编程知识 cdmana.com

Build recipe recommendation API using scikitlearn, nltk, docker, flag and heroku

Pan Chuang AI Share

author | Jackmleitch

compile | VK

source | Towards Data Science

My idea is : Here's a list of ingredients , What different recipes can I make ? in other words , What recipes can I make from the food in my apartment ?

First , If you want to see my API( Or use it !) Please follow the steps below :

  • https://whats-cooking-recommendation.herokuapp.com/- If you're in America
  • https://whatscooking-deployment.herokuapp.com/- If you are in Europe
  • If you're somewhere else , Either way , It's just a little slower

I apologize for the lack of beauty , At some point , When I have time to do it , I'll build a better app .

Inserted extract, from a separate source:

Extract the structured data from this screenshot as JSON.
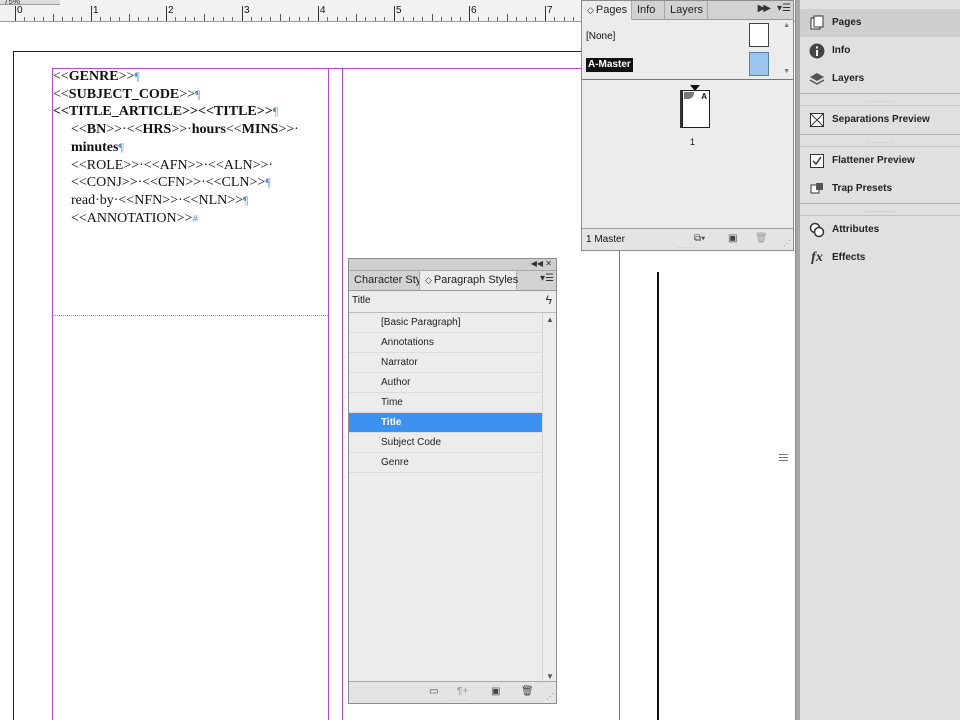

In my first blog post on this project , I reviewed how I collected data for this project . The data is the recipe and the ingredients . after that , I added more recipes , So we have a total of 4647 individual . Please feel free to use this dataset , You can stay in mine Github Find it on the :https://github.com/jackmleitch/Whatscooking-

This article will focus on data preprocessing , Build a recommendation system , Finally using Flask and Heroku Deployment model .

The process of establishing the recommendation system is as follows :

Firstly, the data set is cleaned and analyzed , Then the digital features are extracted from the data , On this basis, similarity function is used to find the similarity between ingredients of known recipes and ingredients given by end users . Finally, according to the similarity score , Get the best recommended recipe .

Unlike the first article in this series , This article is not a tutorial on the tools I use , But it will describe how I built the system and why I made such a decision . although , Code annotations seem to me to explain some things very well . Like most projects , My goal is to create the simplest model , To make the work to the standard I want .


Building recipe recommendations API

Pretreatment and analysis of components

To understand the task at hand , Let's take an example .Jamie Oliver Delicious food on the website “Gennaro's classic spaghetti carbonara” The recipe requires the following ingredients :

  • 3 Big yolks
  • 40 Parmesan cheese
  • 1 x 150 g High welfare Italian Bacon
  • 200 Macaroni
  • 1 Clove garlic
  • Extra virgin olive oil

There's a lot of redundant information here ; for example , Weight and correlation measures do not add meaning to the vector coding of recipes . If there is any difference , This will make it more difficult to distinguish recipes . So we need to get rid of those things . After a quick search on Google , I found a Wikipedia page , There is a list of standard cooking indicators , Like cloves 、 g (g)、 Teaspoons and so on . It works very well to delete all these words in my ingredient analyzer .

We also want to remove stop words from our constituents . stay NLP in ,“ Stop words ” It refers to the most common words in a language . for example , The sentence “learning about what stop words are” Turned into “learning stop words”.NLTK It provides us with a simple method to delete ( Most of the ) These words .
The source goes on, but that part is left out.